Pernyataan ini muncul bukan tanpa alasan. Elon Musk sebagai inovator genius dunia mengatakan bahwa ChatGPT berhasil lulus ujian lisensi kedokteran yang tersulit berdasarkan standar AS.
Jangankan membuat tugas akhir mahasiswa, ChatGPT dengan miliaran parameternya juga mampu membuat novel setebal 1000 halaman dengan gaya bahasa yang mengagumkan.
Kalau pendidikan kita terus begini-begini saja, lantas bagaimana dengan nasib perguruan tinggi dan sekolah kita di masa depan. Universitas bisa tidak laku.
Sehingga perlu ada perubahan secara radikal, tidak sebatas berhenti pada semboyan merdeka belajar dan siapa menterinya, dari Muhammadiyah atau bukan. Tapi perlu sinergi dan kolaborasi dari semua pihak tanpa terkecuali.
Para pemangku kebijakan dan seluruh manusia yang terlibat didalamnya perlu mengambil tindakan yang tidak setengah-setengah. Tidak mencari aman dibalik kursi empuk jabatan.

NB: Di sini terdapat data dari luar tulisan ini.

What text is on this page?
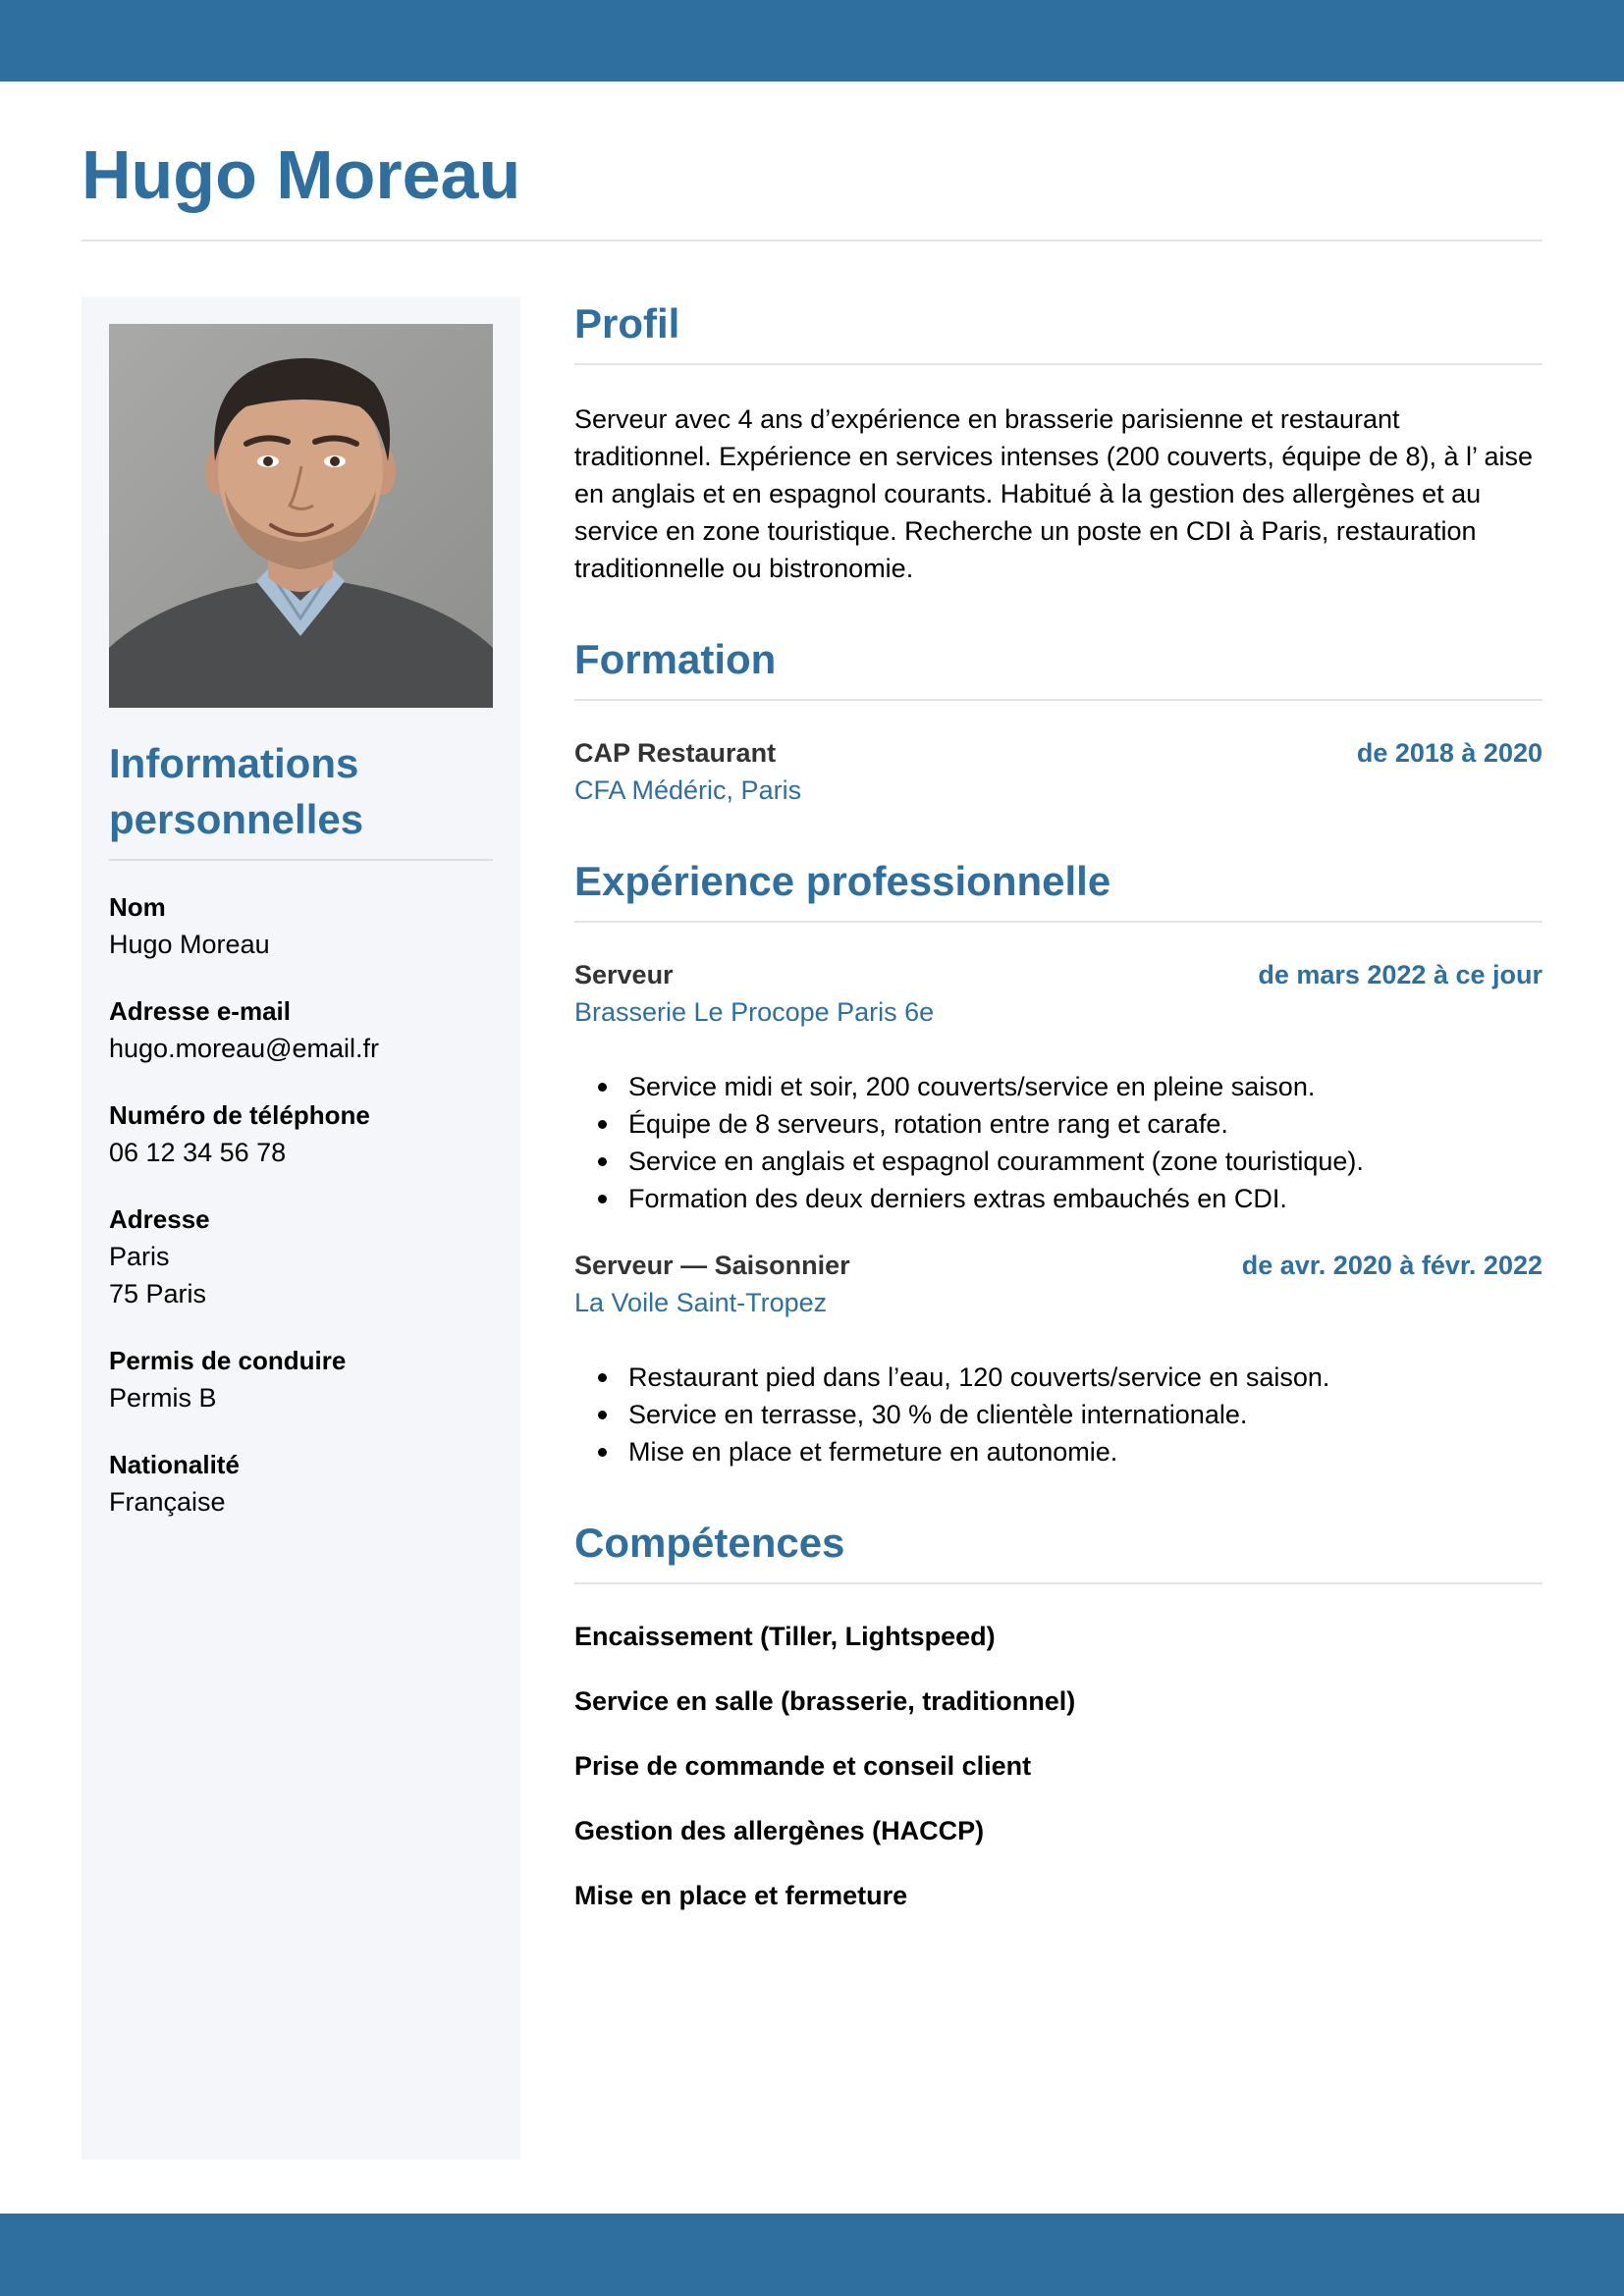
Hugo Moreau
Informations personnelles
Nom
Hugo Moreau
Adresse e-mail
hugo.moreau@email.fr
Numéro de téléphone
06 12 34 56 78
Adresse
Paris
75 Paris
Permis de conduire
Permis B
Nationalité
Française
Profil

Serveur avec 4 ans d’expérience en brasserie parisienne et restaurant traditionnel. Expérience en services intenses (200 couverts, équipe de 8), à l’ aise en anglais et en espagnol courants. Habitué à la gestion des allergènes et au service en zone touristique. Recherche un poste en CDI à Paris, restauration traditionnelle ou bistronomie.

Formation
CAP Restaurant	de 2018 à 2020
CFA Médéric, Paris
Expérience professionnelle
Serveur	de mars 2022 à ce jour
Brasserie Le Procope Paris 6e
Service midi et soir, 200 couverts/service en pleine saison.
Équipe de 8 serveurs, rotation entre rang et carafe.
Service en anglais et espagnol couramment (zone touristique).
Formation des deux derniers extras embauchés en CDI.
Serveur — Saisonnier	de avr. 2020 à févr. 2022
La Voile Saint-Tropez
Restaurant pied dans l’eau, 120 couverts/service en saison.
Service en terrasse, 30 % de clientèle internationale.
Mise en place et fermeture en autonomie.
Compétences
Encaissement (Tiller, Lightspeed)
Service en salle (brasserie, traditionnel)
Prise de commande et conseil client
Gestion des allergènes (HACCP)
Mise en place et fermeture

Pejabat, menteri pendidikan, guru, orang tua, pak polisi, pak RT, pak Lurah, Danramil, ibu-ibu PKK dan lain sebagainya harus bergerak melakukan berbagai macam terobosan. Dengan nawaitu bersama-sama memajukan peradaban bangsa yang tersungkur di titik nadir. Meminjam semboyan yang pernah di teriakkan Bung Tomo di pertempuran 10 November di Surabaya, Rawe-rawe rantas malang-malang putung – segala sesuatu yang merintangi maksud dan tujuan harus disingkirkan, termasuk merintangi maksud dan tujuan mulia pendidikan, yakni mencetak manusia beradab dan berdaya saing global.